134: Jose Santiago Canizares, Spain, Panini England European Football Championship ’96

Today Mat Jolin-Beech takes a look at a multi-talented Spanish shot stopper who was cruelly robbed of greater international recognition by injury. Dave Beasant incident aside you might also be concerned about our author’s physical state after reading today’s post but thankfully the only real victim in his accident was his jeans which can now qualify him for the hot youth trends he was always destined to model. Over to Mat with the rest.

Before I get into the meat of this post, the inspiration came to me at about 6:45am when cycling on my way to the train station. Given it was December, bloody freezing out, and the roads were damp, what was about to happen should have been obvious. So obvious in fact that I, as the conscientious, hi vis and helmet wearing cyclist, knew this could happen. Coming to a junction, I slowed down more than normal before commencing my right turn. Only I didn’t. The front wheel slid from underneath me, leaving me floundering on the floor in the middle of the road underneath my folding Land Rover bicycle.

After doing the essential checks (no broken bones, bike in one piece, phones and wallet still intact) I picked up the bike and my first through was “Oh God, I’m going to miss my train!” I carried on (slightly more sheepishly) to the station and just made my train. Then inspiration struck – injuries and missing things. And to me, that can only mean one man.

Injuries can be cruel for footballers. They can define a career for some – Darren Anderton for one. They can blunt one’s impact – see Michael Owen and his hamstrings. Or they can become the source of some weird collective nationwide voodoo – see David Beckham and his metatarsal in 2002. And then there are the freak injuries (just like falling off a bike and (nearly) missing your train to work).

The freakiest and unluckiest injuries of them all must got to one Santiago Canizares. The eccentric Spaniard was just about to get his opportunity in the limelight for his national team (that was just starting to come good after years of underachieving). Having not quite broken into the first team in the 90s and for Euro 2000, he had made the number one shirt his own. He was going to be between the sticks at the 2002 World Cup in Japan and Korea.

Or he was until fate intervened – amusingly because of his butter fingers. He dropped a bottle of aftershave, severing a tendon in his foot less than a week before the squad departed for the Far East. His opportunity was lost, and some young whippersnapper 18-year old took his place. One Iker Casillas. What did he achieve with his career eh? I could end it there, or go on to talk about Canizares’ heroics over two decades and 500 club games; or about the fact he’s fathered seven kids one of whom is in the Real Madrid set up pushing for a squad place. But what shocked me most of all – and something I genuinely had no clue about, was Canizares’ post football career.
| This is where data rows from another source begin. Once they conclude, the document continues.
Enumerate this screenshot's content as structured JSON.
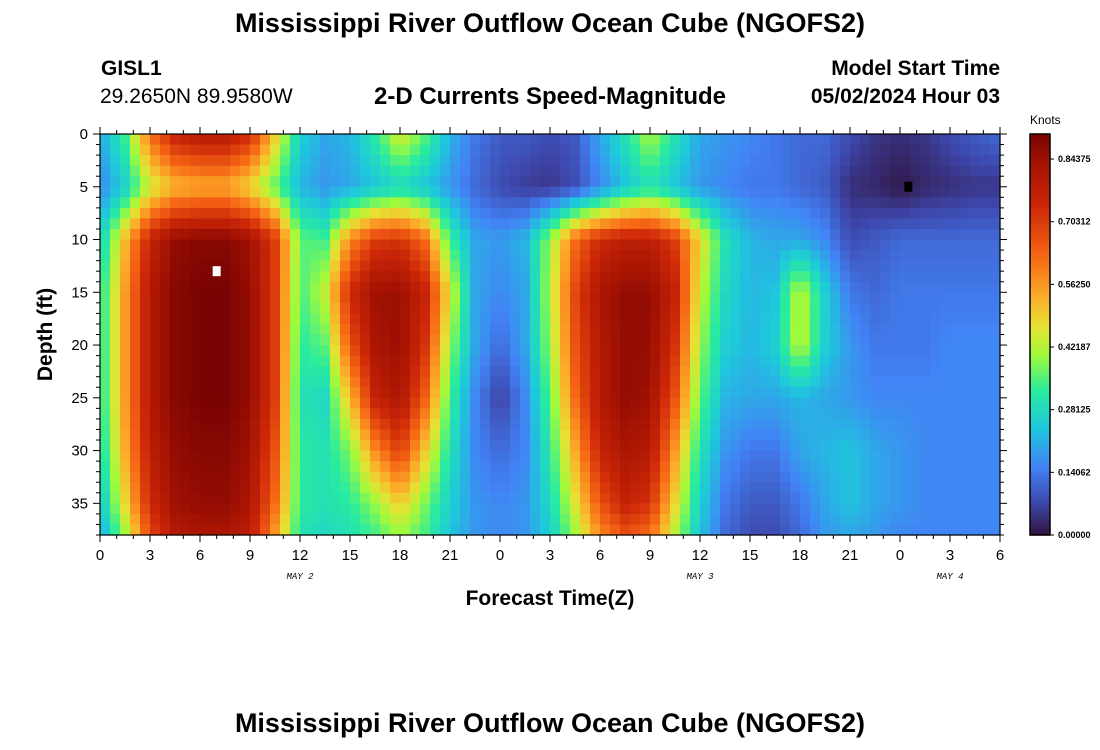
{
  "header": {
    "title": "Mississippi River Outflow Ocean Cube (NGOFS2)",
    "station_id": "GISL1",
    "station_coords": "29.2650N  89.9580W",
    "chart_title": "2-D Currents Speed-Magnitude",
    "model_start_label": "Model Start Time",
    "model_start_value": "05/02/2024 Hour 03"
  },
  "footer": {
    "title": "Mississippi River Outflow Ocean Cube (NGOFS2)"
  },
  "chart_data": {
    "type": "heatmap",
    "xlabel": "Forecast Time(Z)",
    "ylabel": "Depth (ft)",
    "x_unit_hours_range": [
      0,
      54
    ],
    "x_tick_labels": [
      "0",
      "3",
      "6",
      "9",
      "12",
      "15",
      "18",
      "21",
      "0",
      "3",
      "6",
      "9",
      "12",
      "15",
      "18",
      "21",
      "0",
      "3",
      "6"
    ],
    "x_tick_hours": [
      0,
      3,
      6,
      9,
      12,
      15,
      18,
      21,
      24,
      27,
      30,
      33,
      36,
      39,
      42,
      45,
      48,
      51,
      54
    ],
    "day_labels": [
      {
        "label": "MAY 2",
        "hour": 12
      },
      {
        "label": "MAY 3",
        "hour": 36
      },
      {
        "label": "MAY 4",
        "hour": 51
      }
    ],
    "ylim": [
      0,
      38
    ],
    "y_ticks": [
      0,
      5,
      10,
      15,
      20,
      25,
      30,
      35
    ],
    "y_tick_labels": [
      "0",
      "5",
      "10",
      "15",
      "20",
      "25",
      "30",
      "35"
    ],
    "colorbar": {
      "label": "Knots",
      "range": [
        0,
        0.9
      ],
      "ticks": [
        0.0,
        0.140625,
        0.28125,
        0.421875,
        0.5625,
        0.703125,
        0.84375
      ],
      "tick_labels": [
        "0.00000",
        "0.14062",
        "0.28125",
        "0.42187",
        "0.56250",
        "0.70312",
        "0.84375"
      ]
    },
    "markers": [
      {
        "name": "max-marker",
        "hour": 7,
        "depth": 13,
        "color": "#ffffff"
      },
      {
        "name": "min-marker",
        "hour": 48.5,
        "depth": 5,
        "color": "#000000"
      }
    ],
    "speed_knots": {
      "hours": [
        0,
        1.5,
        3,
        4.5,
        6,
        7.5,
        9,
        10.5,
        12,
        13.5,
        15,
        16.5,
        18,
        19.5,
        21,
        22.5,
        24,
        25.5,
        27,
        28.5,
        30,
        31.5,
        33,
        34.5,
        36,
        37.5,
        39,
        40.5,
        42,
        43.5,
        45,
        46.5,
        48,
        49.5,
        51,
        52.5,
        54
      ],
      "depths": [
        0,
        5,
        10,
        15,
        20,
        25,
        30,
        35,
        38
      ],
      "values": [
        [
          0.2,
          0.34,
          0.62,
          0.76,
          0.8,
          0.8,
          0.74,
          0.5,
          0.26,
          0.2,
          0.22,
          0.32,
          0.46,
          0.36,
          0.22,
          0.14,
          0.1,
          0.1,
          0.08,
          0.1,
          0.2,
          0.3,
          0.42,
          0.3,
          0.2,
          0.18,
          0.16,
          0.14,
          0.12,
          0.12,
          0.08,
          0.05,
          0.04,
          0.05,
          0.08,
          0.1,
          0.12
        ],
        [
          0.16,
          0.26,
          0.44,
          0.52,
          0.54,
          0.54,
          0.48,
          0.36,
          0.22,
          0.18,
          0.2,
          0.24,
          0.28,
          0.24,
          0.18,
          0.12,
          0.08,
          0.06,
          0.05,
          0.08,
          0.16,
          0.24,
          0.3,
          0.24,
          0.18,
          0.16,
          0.14,
          0.14,
          0.12,
          0.1,
          0.04,
          0.03,
          0.01,
          0.03,
          0.04,
          0.05,
          0.05
        ],
        [
          0.26,
          0.52,
          0.76,
          0.86,
          0.88,
          0.88,
          0.84,
          0.7,
          0.36,
          0.34,
          0.58,
          0.7,
          0.72,
          0.62,
          0.34,
          0.2,
          0.18,
          0.22,
          0.4,
          0.62,
          0.74,
          0.78,
          0.78,
          0.7,
          0.48,
          0.3,
          0.22,
          0.2,
          0.2,
          0.16,
          0.08,
          0.1,
          0.12,
          0.12,
          0.12,
          0.12,
          0.12
        ],
        [
          0.3,
          0.56,
          0.8,
          0.88,
          0.9,
          0.9,
          0.86,
          0.7,
          0.34,
          0.44,
          0.74,
          0.84,
          0.85,
          0.76,
          0.46,
          0.2,
          0.16,
          0.2,
          0.42,
          0.68,
          0.82,
          0.86,
          0.86,
          0.76,
          0.44,
          0.28,
          0.22,
          0.24,
          0.44,
          0.26,
          0.14,
          0.12,
          0.14,
          0.14,
          0.14,
          0.14,
          0.14
        ],
        [
          0.3,
          0.56,
          0.8,
          0.88,
          0.9,
          0.9,
          0.86,
          0.7,
          0.32,
          0.36,
          0.66,
          0.82,
          0.85,
          0.72,
          0.4,
          0.2,
          0.12,
          0.2,
          0.4,
          0.66,
          0.8,
          0.86,
          0.86,
          0.72,
          0.4,
          0.26,
          0.22,
          0.26,
          0.44,
          0.26,
          0.18,
          0.14,
          0.14,
          0.14,
          0.16,
          0.16,
          0.16
        ],
        [
          0.3,
          0.56,
          0.8,
          0.88,
          0.9,
          0.9,
          0.86,
          0.7,
          0.3,
          0.28,
          0.52,
          0.76,
          0.82,
          0.64,
          0.34,
          0.16,
          0.06,
          0.16,
          0.36,
          0.62,
          0.8,
          0.86,
          0.84,
          0.66,
          0.36,
          0.22,
          0.2,
          0.2,
          0.22,
          0.2,
          0.18,
          0.16,
          0.16,
          0.16,
          0.16,
          0.16,
          0.16
        ],
        [
          0.28,
          0.54,
          0.78,
          0.86,
          0.88,
          0.88,
          0.84,
          0.66,
          0.32,
          0.3,
          0.38,
          0.58,
          0.7,
          0.5,
          0.3,
          0.16,
          0.12,
          0.16,
          0.32,
          0.54,
          0.76,
          0.82,
          0.8,
          0.56,
          0.3,
          0.18,
          0.14,
          0.14,
          0.2,
          0.22,
          0.24,
          0.2,
          0.18,
          0.16,
          0.16,
          0.16,
          0.16
        ],
        [
          0.24,
          0.48,
          0.74,
          0.84,
          0.86,
          0.86,
          0.82,
          0.62,
          0.32,
          0.3,
          0.32,
          0.4,
          0.5,
          0.38,
          0.26,
          0.18,
          0.16,
          0.18,
          0.28,
          0.46,
          0.66,
          0.76,
          0.72,
          0.48,
          0.26,
          0.14,
          0.1,
          0.1,
          0.14,
          0.2,
          0.24,
          0.2,
          0.18,
          0.16,
          0.16,
          0.16,
          0.16
        ],
        [
          0.2,
          0.4,
          0.68,
          0.8,
          0.82,
          0.82,
          0.78,
          0.56,
          0.3,
          0.28,
          0.3,
          0.34,
          0.4,
          0.34,
          0.24,
          0.18,
          0.16,
          0.18,
          0.26,
          0.4,
          0.58,
          0.66,
          0.62,
          0.42,
          0.24,
          0.12,
          0.08,
          0.08,
          0.12,
          0.18,
          0.2,
          0.18,
          0.16,
          0.16,
          0.16,
          0.16,
          0.16
        ]
      ]
    }
  }
}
Usually for footballers, this is coaching, management, punditry, owning a pub, property development, or advertising bookies but for Canizares, he went back to one of his young loves. Rallying. Yes, driving absurdly quickly, in powerful lightweight cars, along narrow roads and perilously close to trees, cliffs, and spectators. And it turns out he’s not bad at it either. His first rally came in 2010 two years after hanging up his gloves. Within a year he was representing the Suzuki Ibérica Motor Sport team. By 2017, he had earned his first rallying victory by winning the Rally de la Cerámica with a Porsche 997 before going on to be crowned Valencian Community champion.

What all of this proves is that goalkeepers really are mad and that injuries aren’t always the end. And that falling off your bike on the ice doesn’t mean you have to miss your train to work. Or something.